Sibylla Rubens
The German soprano Sibylla Rubens studied singing (concert and opera) at the Staatliche Musikhochschule in Trossingen and at the Hochschule für Musik in Frankfurt/Main. She participated in numerous masterclasses, and was a student of Irwin Gage’s class for Lieder interpretation in Zurich. A much sought-after artist in Germany and abroad, she made her début with the Berlin German Symphony Orchestra in Mendelssohn’s Lobgesang-Sinfonie under Vladimir Ashkenazy, returning for concerts of Schumann’s Scenes from Faust conducted by Marek Janowski. These appearances form only a part of a distinguished career that has brought collaboration with leading conductors including Philippe Herreweghe, Heinrich Schiff, Heinz Holliger and Jeffrey Tate. She has collaborated closely in particular with Helmuth Rilling and the Stuttgart Bach Academy. Other appearances have been with conductors such as Roger Norrington, Herbert Blomstedt, Ton Koopman, Peter Schreier, Leopold Hager, Jonathan Nott, Michael Gielen, Marek Janowski, and Christian Thielemann, and their orchestras and ensembles. She sang worldwide in Haydn’s Paukenmesse, Beethoven’s Egmont, Mendelssohn’s Lobgesang and both Brahms’s and Schumann’s Requiem.

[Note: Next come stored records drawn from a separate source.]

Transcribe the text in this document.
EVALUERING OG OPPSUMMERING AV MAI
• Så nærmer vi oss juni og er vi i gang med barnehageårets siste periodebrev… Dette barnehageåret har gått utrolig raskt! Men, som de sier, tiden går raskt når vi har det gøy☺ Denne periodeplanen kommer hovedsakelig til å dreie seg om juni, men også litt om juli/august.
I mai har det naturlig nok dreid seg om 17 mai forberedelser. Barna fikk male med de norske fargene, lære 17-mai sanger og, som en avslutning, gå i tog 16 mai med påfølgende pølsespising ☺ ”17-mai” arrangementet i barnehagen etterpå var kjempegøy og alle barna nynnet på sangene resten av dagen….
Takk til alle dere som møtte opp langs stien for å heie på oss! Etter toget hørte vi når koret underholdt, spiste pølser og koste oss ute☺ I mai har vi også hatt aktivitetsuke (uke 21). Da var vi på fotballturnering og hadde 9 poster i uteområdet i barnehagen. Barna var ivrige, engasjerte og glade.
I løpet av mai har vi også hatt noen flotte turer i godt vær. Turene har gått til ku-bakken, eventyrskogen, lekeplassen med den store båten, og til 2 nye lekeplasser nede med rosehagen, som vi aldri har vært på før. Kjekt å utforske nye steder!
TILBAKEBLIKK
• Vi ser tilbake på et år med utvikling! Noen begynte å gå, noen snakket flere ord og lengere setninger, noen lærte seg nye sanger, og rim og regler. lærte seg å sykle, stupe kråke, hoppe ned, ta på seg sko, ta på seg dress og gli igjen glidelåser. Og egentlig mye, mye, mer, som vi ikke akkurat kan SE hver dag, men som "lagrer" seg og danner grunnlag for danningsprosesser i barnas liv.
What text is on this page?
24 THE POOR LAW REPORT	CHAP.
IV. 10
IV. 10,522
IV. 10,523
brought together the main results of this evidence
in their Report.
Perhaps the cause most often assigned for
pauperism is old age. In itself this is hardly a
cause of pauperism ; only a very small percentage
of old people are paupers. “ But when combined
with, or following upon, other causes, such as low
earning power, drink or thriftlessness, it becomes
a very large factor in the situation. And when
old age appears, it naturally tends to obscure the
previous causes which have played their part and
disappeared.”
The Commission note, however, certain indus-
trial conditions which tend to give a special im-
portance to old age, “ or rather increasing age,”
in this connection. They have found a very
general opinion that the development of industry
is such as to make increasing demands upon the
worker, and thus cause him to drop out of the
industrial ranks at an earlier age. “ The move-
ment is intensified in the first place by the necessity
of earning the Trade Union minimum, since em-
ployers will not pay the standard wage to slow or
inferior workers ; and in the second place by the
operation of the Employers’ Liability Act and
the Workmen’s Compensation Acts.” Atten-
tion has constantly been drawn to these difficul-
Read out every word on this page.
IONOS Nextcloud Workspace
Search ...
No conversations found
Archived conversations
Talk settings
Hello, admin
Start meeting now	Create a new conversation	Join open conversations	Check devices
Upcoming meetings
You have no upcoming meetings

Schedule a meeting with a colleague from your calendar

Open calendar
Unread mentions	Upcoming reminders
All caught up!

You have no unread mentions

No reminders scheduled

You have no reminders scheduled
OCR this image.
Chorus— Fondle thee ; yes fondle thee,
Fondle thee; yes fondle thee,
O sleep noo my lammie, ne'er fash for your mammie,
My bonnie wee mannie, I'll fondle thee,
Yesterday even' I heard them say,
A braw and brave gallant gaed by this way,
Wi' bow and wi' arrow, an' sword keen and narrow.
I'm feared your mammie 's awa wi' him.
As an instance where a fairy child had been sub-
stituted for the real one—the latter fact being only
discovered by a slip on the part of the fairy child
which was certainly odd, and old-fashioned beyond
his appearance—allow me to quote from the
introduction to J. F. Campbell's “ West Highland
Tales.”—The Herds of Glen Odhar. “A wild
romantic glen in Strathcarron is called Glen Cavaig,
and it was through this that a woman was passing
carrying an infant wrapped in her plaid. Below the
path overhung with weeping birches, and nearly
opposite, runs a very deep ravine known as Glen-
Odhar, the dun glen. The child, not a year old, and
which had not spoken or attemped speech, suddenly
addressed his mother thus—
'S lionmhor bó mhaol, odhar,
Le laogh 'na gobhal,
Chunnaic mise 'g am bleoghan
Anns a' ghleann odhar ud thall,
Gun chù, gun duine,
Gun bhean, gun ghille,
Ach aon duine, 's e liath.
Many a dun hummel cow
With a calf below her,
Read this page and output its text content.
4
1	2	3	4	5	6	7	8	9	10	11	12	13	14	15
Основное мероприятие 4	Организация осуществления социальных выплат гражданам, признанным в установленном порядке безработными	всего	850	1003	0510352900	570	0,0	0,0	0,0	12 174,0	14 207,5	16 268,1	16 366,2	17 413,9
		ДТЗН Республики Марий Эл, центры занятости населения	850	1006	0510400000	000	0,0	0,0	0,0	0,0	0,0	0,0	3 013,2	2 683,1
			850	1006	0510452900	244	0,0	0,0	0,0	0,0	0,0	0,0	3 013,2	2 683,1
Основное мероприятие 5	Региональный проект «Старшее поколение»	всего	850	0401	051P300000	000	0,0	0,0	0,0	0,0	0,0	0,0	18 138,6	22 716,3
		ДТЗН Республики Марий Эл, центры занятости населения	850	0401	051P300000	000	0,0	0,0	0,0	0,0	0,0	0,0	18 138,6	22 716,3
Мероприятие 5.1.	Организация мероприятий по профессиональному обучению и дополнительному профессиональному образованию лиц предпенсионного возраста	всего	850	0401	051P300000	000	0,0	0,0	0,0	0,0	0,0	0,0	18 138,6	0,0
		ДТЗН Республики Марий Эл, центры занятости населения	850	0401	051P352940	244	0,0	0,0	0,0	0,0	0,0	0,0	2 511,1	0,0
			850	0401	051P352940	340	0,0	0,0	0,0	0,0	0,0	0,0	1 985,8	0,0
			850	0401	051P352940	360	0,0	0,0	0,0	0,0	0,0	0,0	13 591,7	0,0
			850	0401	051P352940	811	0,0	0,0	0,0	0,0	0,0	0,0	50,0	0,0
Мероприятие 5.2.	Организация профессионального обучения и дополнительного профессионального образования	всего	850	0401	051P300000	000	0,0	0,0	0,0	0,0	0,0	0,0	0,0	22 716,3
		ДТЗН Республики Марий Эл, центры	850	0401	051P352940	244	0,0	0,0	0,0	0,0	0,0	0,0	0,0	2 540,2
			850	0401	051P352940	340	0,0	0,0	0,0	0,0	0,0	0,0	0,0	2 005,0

As a Lieder singer, she had a great success with her first recital with Irwin Gage at the Ludwigsburger Schlossfestspiele in 1999, the beginning of a continuing collaboration with her former teacher in recitals in Barcelona, Amsterdam and Nuremberg. She won acclaim for her collaboration with Thomas Quasthoff in Hugo Wolf’s Italienische Liederbuch at the Schwarzenberg Schubertiade and in 2006 sang Schumann’s Myrten in Ludwigsburg. Her many recordings, among them the two big Bach Passions with Philippe Herreweghe, Schubert’s Lazarus, Bach’s St Mark’s Passion, the Mozart Requiem, Schumann and Humperdinck Lieder, are further testament to an exceptionally versatile artist.